Akong Tulku Rinpoche was also very concerned that Tibetan medical knowledge should be preserved in its homeland. From 1983 onwards in Tibet, he initiated many projects to train doctors in this tradition. These doctors have in turn opened many new clinics in their own areas of Tibet thus making treatment more readily accessible for many thousands of people.
Traditional Tibetan Medicine is a holistic system of treatment using a range of supplements that are made from local plants and herbs. This form of medicine has been practised for the last 2,500 years, and is recognized increasingly in the West as an effective complement to Western medicine.
However, the commercial depletion of local plants has put many healing herbs and plants in danger of extinction.

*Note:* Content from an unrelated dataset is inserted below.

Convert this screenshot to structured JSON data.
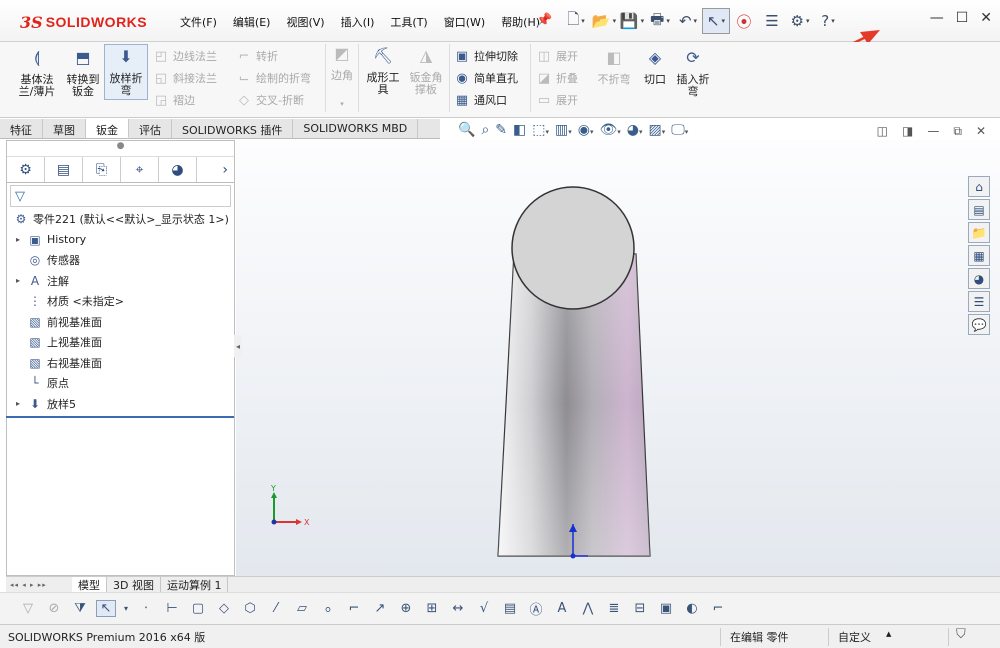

Realising that many of the traditional remedies would be lost without the preservation of these herbs and plants, Rinpoche also launched conservation projects to protect endangered species and the environments in which they flourish.
In addition, in 2012 Rinpoche arranged for three of his qualified doctors to come over from Tibet for a study period at the Royal Botanic Garden in Edinburgh. Here they learned how to cultivate and propagate different kinds of herbal plants, under what conditions they would flourish, and when to pick them. Rinpoche understood that this knowledge would be invaluable if they were to succeed in restoring some of the lost and endangered species in Tibet.

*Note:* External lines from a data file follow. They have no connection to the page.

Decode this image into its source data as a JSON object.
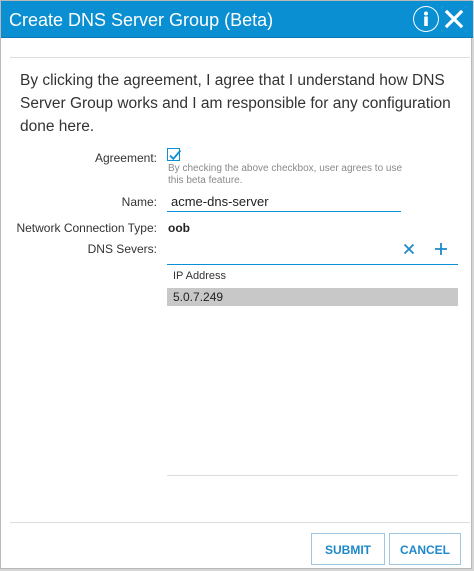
{
  "dialog": {
    "title": "Create DNS Server Group (Beta)",
    "info_icon": "info-icon",
    "close_icon": "close-icon",
    "accent_color": "#0a8fd3"
  },
  "intro": "By clicking the agreement, I agree that I understand how DNS Server Group works and I am responsible for any configuration done here.",
  "form": {
    "agreement_label": "Agreement:",
    "agreement_checked": true,
    "agreement_help": "By checking the above checkbox, user agrees to use this beta feature.",
    "name_label": "Name:",
    "name_value": "acme-dns-server",
    "network_label": "Network Connection Type:",
    "network_value": "oob",
    "dns_label": "DNS Severs:",
    "delete_icon": "close-icon",
    "add_icon": "plus-icon"
  },
  "table": {
    "columns": [
      "IP Address"
    ],
    "rows": [
      {
        "ip": "5.0.7.249",
        "selected": true
      }
    ]
  },
  "footer": {
    "submit_label": "SUBMIT",
    "cancel_label": "CANCEL"
  }
}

Akong Rinpoche also wanted the benefits of Tibetan medicine to be made available to people in the West. In 1993 the Tara College of Tibetan Medicine was established in conjunction with the Institute of Tibetan Medicine in Lhasa. A four-year study course led by such eminent physicians as Khenpo Troru Tsenam and Dr. Trogawa Rinpoche, was set up to provide Western doctors and therapists with the opportunity to learn and apply some of this precious knowledge. To-date there have been two such courses with some 40 people in total having completed them.
ROKPA has also sponsored the visits of a series of Tibetan doctors to the UK. They have been able to treat many people who may otherwise never have been able to benefit from this unique form of healing. The latest incumbent is Dr Lobsang Dhonden and he currently holds clinics in Edinburgh, Glasgow, London and Samye Ling. All this activity derives from Akong Rinpoche’s determination to ensure the survival of this precious tradition and to make it available to as many people as possible.
Rinpoche’s commitment to help people with mental health problems led him to take over the Lothlorien Community in 1989, with a new approach to mental health which includes principles of collective responsibility and empowerment. Each community member is encouraged to share equally in decision-making about community affairs. It aims to help people to develop their strengths, and work towards recovery through the shared experience of community life. All the members play their part in creating a mutually-supportive atmosphere, and the experience of being part of a therapeutic community allows everyone involved to learn about themselves and how they relate to others. Lothlorien is an innovative alternative approach to mental health, but it is also respected as a valued provision within the mainstream and there are good links with the local GP and statutory mental health services.
In the latest Care Service Inspection report from the Care Inspectorate, completed in March 2015, Lothlorien was graded Excellent in all areas, namely Quality of Care and Support, Quality of Staffing and Quality of Management and Leadership.